If we had a choice, would any of us want to be tracked online for the sake of seeing more relevant digital ads?
We are about to find out.
On Monday, Apple plans to release iOS 14.5, one of its most anticipated software updates for iPhones and iPads in years. It includes a new privacy tool, called App Tracking Transparency, which could give us more control over how our data is shared.
Here’s how it works: When an app wants to follow our activities to share information with third parties such as advertisers, a window will show up on our Apple device to ask for our permission to do so. If we say no, the app must stop monitoring and sharing our data.
A pop-up window may sound like a minor design tweak, but it has thrown the online advertising industry into upheaval. Most notably, Facebook has gone on the warpath. Last year, the social network created a website and took out full-page ads in newspapers denouncing Apple’s privacy feature as harmful to small businesses.
A big motivator, of course, was that the privacy setting could hurt Facebook’s own business. If we choose not to let Facebook track us, it will be harder for the company to see what we are shopping for or doing inside other apps, which will make it more difficult for brands to target us with ads.(Mark Zuckerberg, Facebook’s chief executive, has disputed that his company’s business will be hurt by Apple’s policy.)

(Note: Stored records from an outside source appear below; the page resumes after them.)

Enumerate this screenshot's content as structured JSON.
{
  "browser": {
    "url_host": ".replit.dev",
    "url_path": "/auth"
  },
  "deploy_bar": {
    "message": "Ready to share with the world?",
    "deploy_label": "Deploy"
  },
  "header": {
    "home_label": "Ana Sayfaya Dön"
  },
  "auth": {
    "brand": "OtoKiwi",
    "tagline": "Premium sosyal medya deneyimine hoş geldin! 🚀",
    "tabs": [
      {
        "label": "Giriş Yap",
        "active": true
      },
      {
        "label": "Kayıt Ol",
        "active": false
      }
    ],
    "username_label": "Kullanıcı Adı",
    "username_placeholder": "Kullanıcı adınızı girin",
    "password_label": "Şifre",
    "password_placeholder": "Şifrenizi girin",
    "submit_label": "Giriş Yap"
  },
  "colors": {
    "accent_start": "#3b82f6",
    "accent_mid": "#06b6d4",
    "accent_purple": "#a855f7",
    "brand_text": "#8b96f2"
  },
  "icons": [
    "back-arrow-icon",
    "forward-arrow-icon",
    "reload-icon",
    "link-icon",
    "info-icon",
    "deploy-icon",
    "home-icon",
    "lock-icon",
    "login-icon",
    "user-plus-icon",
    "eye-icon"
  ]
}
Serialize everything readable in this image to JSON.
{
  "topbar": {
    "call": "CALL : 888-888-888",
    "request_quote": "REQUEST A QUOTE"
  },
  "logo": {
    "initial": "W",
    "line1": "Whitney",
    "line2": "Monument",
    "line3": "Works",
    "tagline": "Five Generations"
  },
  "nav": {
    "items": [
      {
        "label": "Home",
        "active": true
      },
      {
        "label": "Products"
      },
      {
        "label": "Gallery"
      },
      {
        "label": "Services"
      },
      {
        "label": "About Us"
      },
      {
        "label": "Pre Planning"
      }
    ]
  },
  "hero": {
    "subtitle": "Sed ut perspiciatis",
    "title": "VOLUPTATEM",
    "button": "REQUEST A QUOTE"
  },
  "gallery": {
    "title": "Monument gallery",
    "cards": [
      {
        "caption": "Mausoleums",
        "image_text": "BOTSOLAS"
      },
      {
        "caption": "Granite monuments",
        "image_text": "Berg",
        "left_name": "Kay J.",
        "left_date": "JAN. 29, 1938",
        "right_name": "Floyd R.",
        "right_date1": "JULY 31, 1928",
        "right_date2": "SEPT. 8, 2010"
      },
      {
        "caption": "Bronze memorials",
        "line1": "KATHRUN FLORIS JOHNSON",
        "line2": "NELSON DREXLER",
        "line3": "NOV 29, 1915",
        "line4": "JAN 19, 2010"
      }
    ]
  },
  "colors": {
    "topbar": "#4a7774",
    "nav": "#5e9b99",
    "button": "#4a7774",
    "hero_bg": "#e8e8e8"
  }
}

“This is a huge step in the right direction, if only because it’s making Facebook sweat,” said Gennie Gebhart, a director at the Electronic Frontier Foundation, a digital rights nonprofit.
But, she added, “One big question is, will it work?”
Ms. Gebhart and other privacy experts said Apple’s new feature might not be enough to put an end to shady tracking on iPhones. It could simply push developers and ad-technology firms to find loopholes so they can continue tracking people in different ways, she and others said.
For about two months, I have been testing early versions of iOS 14.5 to get acclimated with the new privacy control and other new features. Only a few developers have been testing the pop-up window with the public, so my findings about how well the privacy feature works have been limited.
But I found that iOS 14.5 also has other important new features. One is the ability to use Siri to work with a music player other than Apple Music, such as Spotify. That’s a big deal: In the past, you could only ask Siri to play songs through Apple Music, so the voice assistant wasn’t as useful for those who preferred other music services.
Here’s what you need to know about Apple’s new software.
Don’t Track Me (Please)
It’s important to understand how tracking works inside apps.
Let’s say you use a shopping app to browse for a blender. You look at a blender from Brand X, then close the app. Later, ads for that blender start showing up in other mobile apps, like Facebook and Instagram.
Here’s what happened: The shopping app hired an ad-tech company that embedded trackers inside the app. Those trackers looked at information on your device to pinpoint you. When you opened other apps working with the same ad-tech firm, those apps were able to identify you and serve you ads for Brand X’s blender.
Apple’s new privacy feature is intended to let you decide whether you want that to happen. Now, when you open some apps, you will be greeted with a pop-up window: “Allow [App Name] to track your activity across other companies’ apps and websites?” You can choose “Ask App Not to Track” or “Allow.”